Madhya Pradesh H.C : Whether the conclusion of the Tribunal that the property inherited as individual was not thrown into common stock of the family before 31st Dec., 1969, and is taxable as separate property and not as of HUF is against the weight of the evidential material and is thus perverse and vitiated and results in levy of tax in violation of Art. 265 of the Constitution of India ?

High Court Of Madhya Pradesh : Indore Bench

Prabhashchandra Jha vs. Commissioner Of Wealth Tax

Section WT 2(m), WT 3

Asst. Year 1980-81, 1981-82, 1982-83, 1983-84

A.M. Sapre & Ashok Kumar Tiwari, JJ.

IT Ref. No. 40 of 1996

28th February, 2005

Counsel Appeared : Milind Phadke, for the Petitioner : R.L. Jain with Ms. V. Mandlik, for the Respondent

ORDER

By the court :

This is a reference made at the instance of assessee by the Tribunal under s. 256(1) of the IT Act in RA Nos. 97 to 11/Ind/1987 which arises out of WTA Nos. 129 to 133/Ind/1987 to answer following question of law said to arise out of the aforementioned order of the Tribunal :

“Whether the conclusion of the Tribunal that the property inherited as individual was not thrown into common stock of the family before 31st Dec., 1969, and is taxable as separate property and not as of HUF is against the weight of the evidential material and is thus perverse and vitiated and results in levy of tax in violation of Art. 265 of the Constitution of India ?”
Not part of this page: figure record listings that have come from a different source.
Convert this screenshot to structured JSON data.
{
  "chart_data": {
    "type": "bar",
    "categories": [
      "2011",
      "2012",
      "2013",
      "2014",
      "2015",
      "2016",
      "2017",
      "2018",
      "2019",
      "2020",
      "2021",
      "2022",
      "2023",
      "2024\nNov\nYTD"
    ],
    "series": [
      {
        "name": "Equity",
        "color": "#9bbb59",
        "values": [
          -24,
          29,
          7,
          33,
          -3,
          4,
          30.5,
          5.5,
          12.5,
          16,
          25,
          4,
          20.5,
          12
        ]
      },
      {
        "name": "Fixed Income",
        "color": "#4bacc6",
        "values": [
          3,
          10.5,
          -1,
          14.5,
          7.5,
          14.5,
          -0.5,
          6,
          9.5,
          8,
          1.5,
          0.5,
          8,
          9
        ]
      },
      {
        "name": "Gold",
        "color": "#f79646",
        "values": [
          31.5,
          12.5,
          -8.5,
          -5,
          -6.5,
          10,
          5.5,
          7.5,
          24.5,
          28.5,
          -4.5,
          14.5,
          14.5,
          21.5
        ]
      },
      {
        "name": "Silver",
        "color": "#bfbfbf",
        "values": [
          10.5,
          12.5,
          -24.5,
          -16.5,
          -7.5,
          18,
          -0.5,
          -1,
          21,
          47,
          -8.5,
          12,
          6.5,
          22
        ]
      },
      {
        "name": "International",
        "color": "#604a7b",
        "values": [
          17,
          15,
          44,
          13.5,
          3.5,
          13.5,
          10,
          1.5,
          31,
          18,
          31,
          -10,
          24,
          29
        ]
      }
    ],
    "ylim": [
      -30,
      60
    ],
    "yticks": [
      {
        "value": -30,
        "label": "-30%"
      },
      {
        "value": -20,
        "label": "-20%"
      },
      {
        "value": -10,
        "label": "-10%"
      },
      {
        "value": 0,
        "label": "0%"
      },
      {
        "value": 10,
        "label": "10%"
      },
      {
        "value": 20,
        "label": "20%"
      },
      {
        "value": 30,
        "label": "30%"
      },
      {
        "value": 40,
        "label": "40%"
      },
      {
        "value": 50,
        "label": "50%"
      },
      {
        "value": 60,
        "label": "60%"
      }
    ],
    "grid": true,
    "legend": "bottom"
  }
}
Heard Shri Milind Phadke, learned counsel for assessee, and Shri R.L. Jain, learned senior counsel with Ms. V. Mandlik, learned counsel for Revenue. At the outset, both the learned counsel for assessee as also for Revenue brought to our notice a decision rendered by Supreme Court of India in the case of CIT vs. P.L. Karuppan Chettiar (1993) 109 CTR (SC) 317 : (1992) 197 ITR 646 (SC). According to learned counsel, the question referred to this Court fell for consideration before their Lordships of Supreme Court in the case of P.L. Karuppan Chettiar (supra) and the same was answered in favour of Revenue and against assessee. Since the question involved in this reference and the one that fell for consideration before the Supreme Court in P.L. Karuppan Chettiar (supra) is identical in nature, it is not necessary for us to take note of any facts in detail for examining the question which stood answered by the apex Court thereby settling the controversy so far as legal debate is concerned. This Court as also all the Courts in the country including the taxing authorities are required to simply follow the law laid down by the Supreme Court in letter and spirit keeping in view the mandate of the Art. 141 of the Constitution of India and give effect to it in the case of assessee as a consequential one. Accordingly and in view of the aforesaid and in the light of the law laid down by their Lordships of Supreme Court in the case of P.L. Karuppan Chettiar (supra), we answer the question referred to us as mentioned above against assessee and in favour of the Revenue i.e., CIT. No costs.